In which Mikio Naruse bewitches me, body and soul...
If you travel in the circles that I do, perhaps you've heard of this guy Mikio Naruse. If so, then you know that he's an Acknowledged Cinematic Titan, and, because he was also from Japan, he is considered every bit the equal of Kurosawa, Ozu, and Mizoguchi. (Take that, Imamura, Suzuki, Ichikawa, Teshigahara, Kobayashi, Miike, K. Kurosawa, et al.) This is corroborated by everyone who has seen anything from him, which, if this were September 2005, would be very few. But last month up in that movieopolis called Gotham, where the Cinemaniacs™ from Cinemania run free, the first sizeable Naruse retrospective in 25 years took root during a continent-sweeping run. (Boston! NY! Ontario! L.A.!) Thus, the number grew exponentially, since previously Naruse The Acknowledged Cinematic Titan had also been Naruse The Last Acknowledged Cineamtic Titan Almost Entirely Absent From American Video Shelves.
For reasons that have to do with a combination of near-poverty and a persnickety kneecap, I did not make it up to this Naruse retro. Not a once. Should the DVD revolution not kick in in this case, I'm sure I will be kicking myself for decades on. When I have started going grey, I will surely shed an aging tear that I did not catch Floating Clouds when I was in my mid-20s, 'cause I will know then that I could only have fully understood its fatalism when only four years into paying back my student loans.

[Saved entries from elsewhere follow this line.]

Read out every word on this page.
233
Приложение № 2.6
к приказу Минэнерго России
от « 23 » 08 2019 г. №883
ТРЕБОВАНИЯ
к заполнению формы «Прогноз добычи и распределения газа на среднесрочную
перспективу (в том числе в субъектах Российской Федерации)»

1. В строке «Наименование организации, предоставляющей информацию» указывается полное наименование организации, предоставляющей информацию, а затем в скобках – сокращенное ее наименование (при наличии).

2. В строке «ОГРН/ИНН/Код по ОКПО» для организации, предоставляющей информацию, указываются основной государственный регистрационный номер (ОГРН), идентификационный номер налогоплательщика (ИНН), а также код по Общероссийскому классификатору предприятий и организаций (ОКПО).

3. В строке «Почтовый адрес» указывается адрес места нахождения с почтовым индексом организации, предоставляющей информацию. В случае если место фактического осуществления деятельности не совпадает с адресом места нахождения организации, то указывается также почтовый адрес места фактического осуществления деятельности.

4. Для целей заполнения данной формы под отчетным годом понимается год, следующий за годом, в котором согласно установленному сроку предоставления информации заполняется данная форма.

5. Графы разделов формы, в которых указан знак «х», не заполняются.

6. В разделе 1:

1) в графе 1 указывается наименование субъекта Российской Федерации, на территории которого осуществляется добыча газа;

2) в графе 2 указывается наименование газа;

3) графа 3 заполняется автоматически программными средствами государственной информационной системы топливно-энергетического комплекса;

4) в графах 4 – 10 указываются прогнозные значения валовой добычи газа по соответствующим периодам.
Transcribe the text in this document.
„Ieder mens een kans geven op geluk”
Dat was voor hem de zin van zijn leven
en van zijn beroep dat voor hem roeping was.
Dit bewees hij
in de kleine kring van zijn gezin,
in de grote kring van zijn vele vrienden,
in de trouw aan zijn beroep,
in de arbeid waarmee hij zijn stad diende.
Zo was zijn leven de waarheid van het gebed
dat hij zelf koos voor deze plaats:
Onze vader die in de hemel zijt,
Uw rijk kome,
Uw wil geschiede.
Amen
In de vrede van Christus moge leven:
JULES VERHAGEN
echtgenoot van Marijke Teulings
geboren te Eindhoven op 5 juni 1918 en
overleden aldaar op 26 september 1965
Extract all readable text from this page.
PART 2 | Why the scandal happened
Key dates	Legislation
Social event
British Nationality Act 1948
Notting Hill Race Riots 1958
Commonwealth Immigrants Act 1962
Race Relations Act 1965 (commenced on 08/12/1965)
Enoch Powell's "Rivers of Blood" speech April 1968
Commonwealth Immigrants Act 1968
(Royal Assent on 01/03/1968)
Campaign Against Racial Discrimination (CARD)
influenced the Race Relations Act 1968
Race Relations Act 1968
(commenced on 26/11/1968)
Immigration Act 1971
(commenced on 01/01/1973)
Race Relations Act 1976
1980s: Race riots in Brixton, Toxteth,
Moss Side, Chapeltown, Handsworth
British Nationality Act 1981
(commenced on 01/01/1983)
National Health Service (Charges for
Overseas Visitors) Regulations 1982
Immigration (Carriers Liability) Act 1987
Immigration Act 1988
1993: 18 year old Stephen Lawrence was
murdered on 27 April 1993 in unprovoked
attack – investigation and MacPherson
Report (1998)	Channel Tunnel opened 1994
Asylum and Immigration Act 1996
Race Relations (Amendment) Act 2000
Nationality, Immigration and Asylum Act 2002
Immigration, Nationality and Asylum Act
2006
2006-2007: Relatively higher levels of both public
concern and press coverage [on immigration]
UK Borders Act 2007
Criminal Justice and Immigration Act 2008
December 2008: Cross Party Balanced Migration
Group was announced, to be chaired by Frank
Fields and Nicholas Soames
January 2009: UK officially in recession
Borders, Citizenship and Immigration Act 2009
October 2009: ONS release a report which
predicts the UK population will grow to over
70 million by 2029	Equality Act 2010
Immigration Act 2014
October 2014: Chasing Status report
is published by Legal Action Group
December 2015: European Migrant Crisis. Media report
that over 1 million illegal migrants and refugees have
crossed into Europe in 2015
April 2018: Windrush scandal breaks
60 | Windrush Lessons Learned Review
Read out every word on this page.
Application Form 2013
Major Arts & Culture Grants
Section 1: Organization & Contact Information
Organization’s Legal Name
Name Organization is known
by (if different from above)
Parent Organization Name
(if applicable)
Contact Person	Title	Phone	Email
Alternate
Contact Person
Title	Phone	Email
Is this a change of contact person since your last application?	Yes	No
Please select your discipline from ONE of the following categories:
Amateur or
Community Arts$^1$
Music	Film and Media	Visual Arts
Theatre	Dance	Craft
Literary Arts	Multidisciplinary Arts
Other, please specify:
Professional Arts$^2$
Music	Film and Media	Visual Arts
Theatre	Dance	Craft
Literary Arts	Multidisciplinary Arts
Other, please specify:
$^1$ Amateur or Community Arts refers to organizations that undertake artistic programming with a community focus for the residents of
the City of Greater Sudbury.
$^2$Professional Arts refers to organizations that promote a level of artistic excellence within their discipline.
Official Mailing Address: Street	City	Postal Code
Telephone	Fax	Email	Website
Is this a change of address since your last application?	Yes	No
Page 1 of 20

Luckily...well, remember how I used the word "almost"? If not, go find it; it's there somewhere. Anyway, it happens there are currently two Naruses one can find on American video shelves: 1954's aging ex-geisha* pic Late Chrysanthemums and 1960's Ginza** bar hostess study When a Woman Ascends the Stairs. Both are on VHS. Neither are on DVD. The latter has its Tohoscope ratio preserved, hopefully accurately. The former was not shot in Tohoscope, though it's B&Ws are faded somewhat on the badly-subtitled transfer.
I say that because I just watched this Late Chrysanthemums movie and have decided to jump on the shark, which will (in all likelihood) not be jumped from. Essentially, this guy is fawesome. Basically, he is my kind of director. En totale, I am smitten, and will use terrible lines that screenwriters dreampt up for Jane Austen adaptations starring Keira Knightley to describe my crush. Later, I will hopefully gain the required distance to impart some insightful comments on his unforced naturalism, his way with actresses and their accompanying female characters, his unshowy way of turning the inconsequential into the consequential, his lack of sentimentality, and his general smoothness. And that day shall come. Till then, I shall be up on a high mountaintop, spinning round and round, reciting his name over and over and over still at the top of my lungs. Finding a new filmmaking crush? There's nothing like it.
Anyway.
Weekly shit goes thusly: reviews of After Innocence and Protocols of Zion, as well as...oh, do I tire of typing out those three letters that have long served as abbreviation.
* A "geisha" is a Japanese artist-entertainer, usually female though at one point male, and they are not prostitutes, as we will all discover when Rob Marhsall's Triumph of the Cinema du Film Memoirs of a Geisha lands in all its inexplicably English-speaking glory.
** "Ginza" is an upscale part of Tokyo (the name translates into "silver mint") and one of the city's best places for entertainment and shopping. Sadly, there is not a Rob Marshall movie set to arrive at Award Time to tell us this. But there's always Wikipedia.